Soon, I’d have to get on a plane with him. Close quarters, manufactured chemistry, forced proximity. I was going to hate every minute of it.
And that’s how I knew I’d survive it.
If I was going to be brought down, it wouldn’t be for trusting the wrong man.
It would be because I underestimated myself. And that? That had never happened, and I’d be damned if it started now.
Chapter Fourteen
Gabriel
The space between us might as well have been a live wire. Every time she shifted, the hem of her skirt rode an inch higher. Every time she clicked across the linoleum in those four-inch stilettos, the sound ran a current straight through me.

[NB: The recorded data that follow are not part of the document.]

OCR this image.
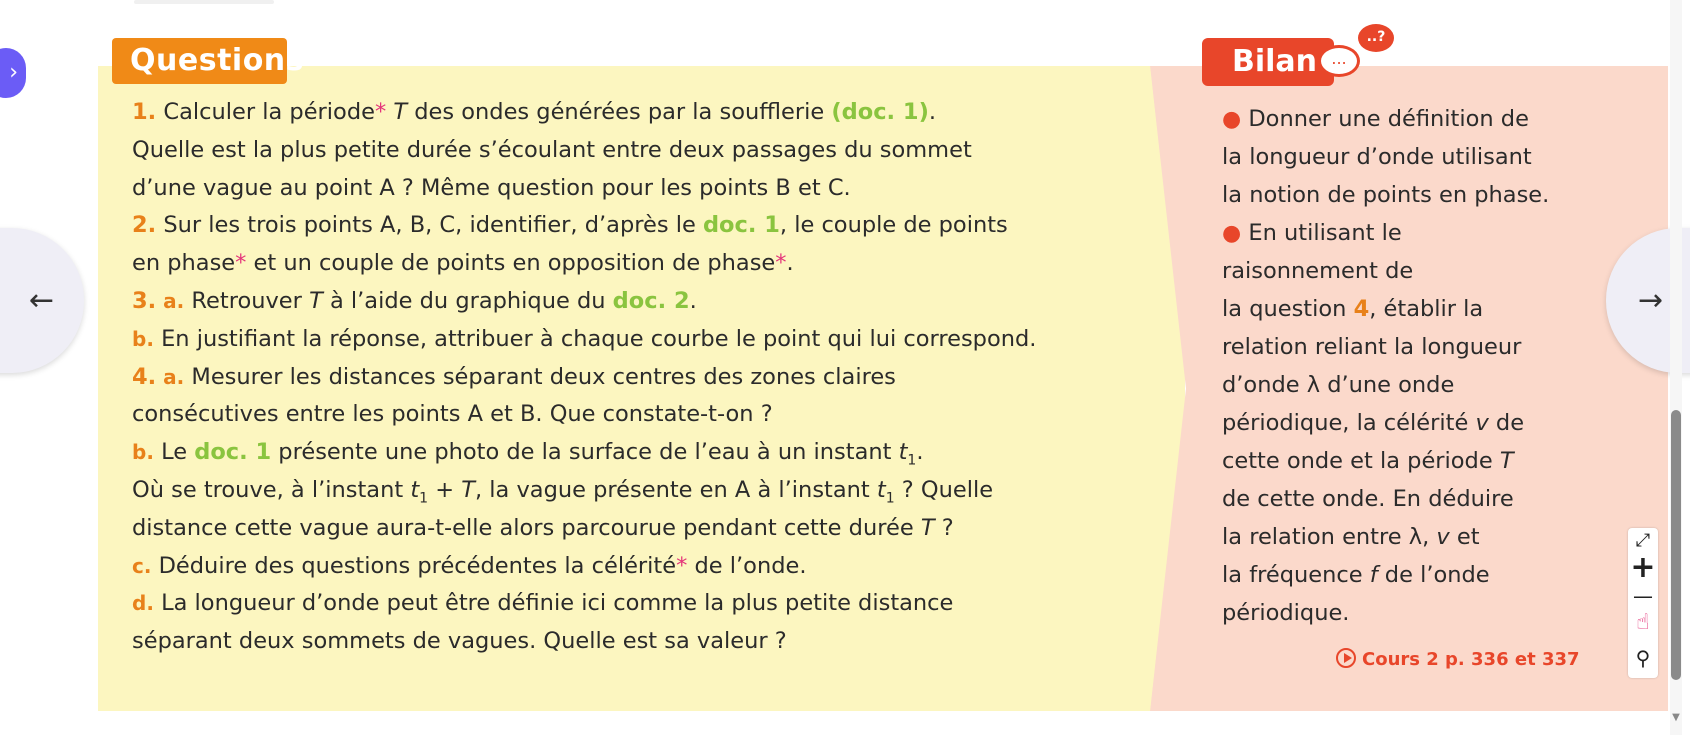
Questions
1. Calculer la période* T des ondes générées par la soufflerie (doc. 1).
Quelle est la plus petite durée s’écoulant entre deux passages du sommet
d’une vague au point A ? Même question pour les points B et C.
2. Sur les trois points A, B, C, identifier, d’après le doc. 1, le couple de points
en phase* et un couple de points en opposition de phase*.
3. a. Retrouver T à l’aide du graphique du doc. 2.
b. En justifiant la réponse, attribuer à chaque courbe le point qui lui correspond.
4. a. Mesurer les distances séparant deux centres des zones claires
consécutives entre les points A et B. Que constate-t-on ?
b. Le doc. 1 présente une photo de la surface de l’eau à un instant $t_1$.
Où se trouve, à l’instant $t_1 + T$, la vague présente en A à l’instant $t_1$ ? Quelle
distance cette vague aura-t-elle alors parcourue pendant cette durée T ?
c. Déduire des questions précédentes la célérité* de l’onde.
d. La longueur d’onde peut être définie ici comme la plus petite distance
séparant deux sommets de vagues. Quelle est sa valeur ?
Bilan ...
..?
● Donner une définition de
la longueur d’onde utilisant
la notion de points en phase.
● En utilisant le
raisonnement de
la question 4, établir la
relation reliant la longueur
d’onde λ d’une onde
périodique, la célérité v de
cette onde et la période T
de cette onde. En déduire
la relation entre λ, v et
la fréquence f de l’onde
périodique.
Cours 2 p. 336 et 337
›
←	→
⤢
+
—
☝
⚲
▼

Eliza was fully aware, which is what made it torture.
She stood at her desk, arms braced on the wood, eyes roving over two monitors and a stack of printouts. Her hair, loose again tonight, like a dare, slipped forward to shadow her face, but not enough to hide the small crease above her left eyebrow. The one that deepened whenever she was about to level an argument so devastating it would linger in the air for days.
No one outmaneuvered Eliza Reeves. Not in a boardroom, not in a goddamn legal staring contest, and not in the grim sport we’d made of these after-hours encounters.
She tapped a key, then, without looking up: “You’re lurking.”